Oh, I’ll be fine. Don’t worry about me. I’m not worried about me. Don’t worry about me.
It’s just that… I really don’t want to write any more. Bit of an existential problem for someone who identifies as a writer, no? Bit of a pisser for someone who made a contractual agreement with his sister to publish something every day for a year, no?
But, as I said, I’m not worried. I’m not going to stop writing. And hopefully, like a butterfly from his cocoon, I will emerge stronger from this literary dark night of the soul.
The truth is actually not so much that I don’t want to write any more. It’s more that since quitting caffeine, I no longer have the desperate and urgent compulsion I’ve battled with for years to get EVERYTHING out of my head and off my chest and into some kind of literary or musical form – and failing to do so 99.9% of the time, I should add.
As such, I’m not quite sure what to do with myself.
It has been 18 days since I stopped drinking anything with caffeine in it – after around 13 years of a pretty solid habit – and that is what is responsible for this change. Going cold turkey has been incredibly eye-opening. On the whole, I feel better than I have for years – I feel more like myself, whatever that means. But great as that is, it’s as though my operating system has changed, or like I’ve upgraded to a new model of brain, and I don’t know how to use it yet because I got so used to how the old brain worked. A whole chunk of my personality seems to have vanished. I feel a little bit like I have to learn how to live all over again.
What I didn’t realise was just how fuelled by stress hormones my thoughts and actions were for so long, rather than by any kind of rational thinking. The only way I found I could get myself to do things was to become so stressed about what would happen if I didn’t that I would do them to break the tension. I’m talking about anything from the laundry and the dishes to writing pieces like this.
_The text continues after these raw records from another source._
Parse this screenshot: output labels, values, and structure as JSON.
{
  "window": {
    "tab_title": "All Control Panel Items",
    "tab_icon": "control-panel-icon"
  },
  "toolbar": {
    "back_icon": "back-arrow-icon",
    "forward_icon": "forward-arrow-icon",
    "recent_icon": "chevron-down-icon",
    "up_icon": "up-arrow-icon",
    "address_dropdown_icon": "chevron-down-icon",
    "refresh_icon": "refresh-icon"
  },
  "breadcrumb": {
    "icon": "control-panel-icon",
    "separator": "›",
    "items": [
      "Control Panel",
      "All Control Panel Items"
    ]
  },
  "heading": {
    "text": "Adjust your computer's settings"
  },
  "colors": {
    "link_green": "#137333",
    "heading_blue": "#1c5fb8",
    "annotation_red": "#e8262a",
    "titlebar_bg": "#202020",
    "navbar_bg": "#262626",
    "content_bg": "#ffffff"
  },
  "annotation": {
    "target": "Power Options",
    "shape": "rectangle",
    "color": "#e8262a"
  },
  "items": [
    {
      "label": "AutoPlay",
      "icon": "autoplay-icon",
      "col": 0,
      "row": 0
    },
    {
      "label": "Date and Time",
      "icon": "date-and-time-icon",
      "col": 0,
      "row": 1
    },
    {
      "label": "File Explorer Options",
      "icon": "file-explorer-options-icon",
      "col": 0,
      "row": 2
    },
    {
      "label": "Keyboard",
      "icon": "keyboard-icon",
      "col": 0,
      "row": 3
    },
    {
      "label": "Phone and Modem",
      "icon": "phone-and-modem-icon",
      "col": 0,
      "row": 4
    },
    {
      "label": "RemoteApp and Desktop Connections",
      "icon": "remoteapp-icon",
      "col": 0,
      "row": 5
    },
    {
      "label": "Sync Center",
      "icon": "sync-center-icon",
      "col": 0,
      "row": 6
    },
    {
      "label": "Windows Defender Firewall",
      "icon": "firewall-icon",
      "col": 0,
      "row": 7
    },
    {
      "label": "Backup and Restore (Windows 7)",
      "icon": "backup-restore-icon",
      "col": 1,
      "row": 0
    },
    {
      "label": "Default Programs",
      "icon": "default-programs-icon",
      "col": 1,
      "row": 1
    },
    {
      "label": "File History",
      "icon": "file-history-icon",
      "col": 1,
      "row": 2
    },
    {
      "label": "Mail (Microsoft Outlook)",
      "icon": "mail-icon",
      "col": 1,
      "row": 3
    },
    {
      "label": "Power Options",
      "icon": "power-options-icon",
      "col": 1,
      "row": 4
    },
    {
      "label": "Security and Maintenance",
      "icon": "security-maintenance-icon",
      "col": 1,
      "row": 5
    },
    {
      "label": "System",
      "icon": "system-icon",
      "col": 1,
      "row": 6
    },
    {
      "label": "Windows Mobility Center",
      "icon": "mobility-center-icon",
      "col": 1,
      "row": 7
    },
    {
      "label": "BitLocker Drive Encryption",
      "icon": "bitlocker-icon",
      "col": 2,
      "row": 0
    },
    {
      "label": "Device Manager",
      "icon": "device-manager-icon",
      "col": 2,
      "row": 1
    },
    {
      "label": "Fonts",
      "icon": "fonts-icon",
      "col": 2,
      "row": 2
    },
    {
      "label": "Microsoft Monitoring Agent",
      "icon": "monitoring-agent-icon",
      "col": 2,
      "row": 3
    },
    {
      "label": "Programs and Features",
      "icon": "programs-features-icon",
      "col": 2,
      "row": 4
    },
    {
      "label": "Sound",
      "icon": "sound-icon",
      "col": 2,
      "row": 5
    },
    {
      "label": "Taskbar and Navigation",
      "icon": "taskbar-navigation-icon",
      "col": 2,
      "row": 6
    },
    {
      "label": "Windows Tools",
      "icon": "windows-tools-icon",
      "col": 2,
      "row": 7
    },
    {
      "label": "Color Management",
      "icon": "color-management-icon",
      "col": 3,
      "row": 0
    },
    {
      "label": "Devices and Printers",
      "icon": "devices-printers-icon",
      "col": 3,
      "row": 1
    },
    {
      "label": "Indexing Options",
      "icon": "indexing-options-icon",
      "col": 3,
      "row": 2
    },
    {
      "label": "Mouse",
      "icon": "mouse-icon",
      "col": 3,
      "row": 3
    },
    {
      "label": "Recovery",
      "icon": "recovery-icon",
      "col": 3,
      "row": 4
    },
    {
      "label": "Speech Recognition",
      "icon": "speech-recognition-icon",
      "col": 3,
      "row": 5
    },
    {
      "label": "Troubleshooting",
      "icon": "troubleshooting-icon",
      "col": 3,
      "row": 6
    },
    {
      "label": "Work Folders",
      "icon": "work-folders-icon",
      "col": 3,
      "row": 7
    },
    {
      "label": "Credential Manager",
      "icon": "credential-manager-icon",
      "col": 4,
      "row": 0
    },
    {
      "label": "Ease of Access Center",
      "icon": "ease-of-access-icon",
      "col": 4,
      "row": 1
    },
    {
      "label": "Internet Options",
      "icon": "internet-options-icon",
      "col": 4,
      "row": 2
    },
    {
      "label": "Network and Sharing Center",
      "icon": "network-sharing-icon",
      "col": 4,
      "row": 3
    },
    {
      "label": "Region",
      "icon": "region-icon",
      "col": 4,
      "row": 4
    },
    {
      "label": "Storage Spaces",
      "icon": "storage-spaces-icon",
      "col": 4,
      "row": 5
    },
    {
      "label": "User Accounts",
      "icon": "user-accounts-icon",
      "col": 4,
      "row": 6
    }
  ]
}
Overall, this was a really horrible way to live, and it got worse when I started taking Elvanse a couple of years ago – a slow-release amphetamine. Things might have got done – some of the time – but if the cost was me feeling shitty about them before, during, and after, then was it worth it? I don’t think so.
But before I completely shit-talk the last decade and more of my life, the one single advantage was that this way of living allowed me to be prolific as a writer. It might not surprise you, but I’ve built up a lot of inner turmoil and tension over the years, and that meant that if I could get myself in my writing chair, I never ran out of things to say.
So now without chronic internal stress fuelling my work, I’m running on empty until I find something else to put in my tank. And I haven’t managed that just yet.
But do you know what? I don’t really care. Because I’m a lot happier than I’ve been for a long time and everything else can go to hell.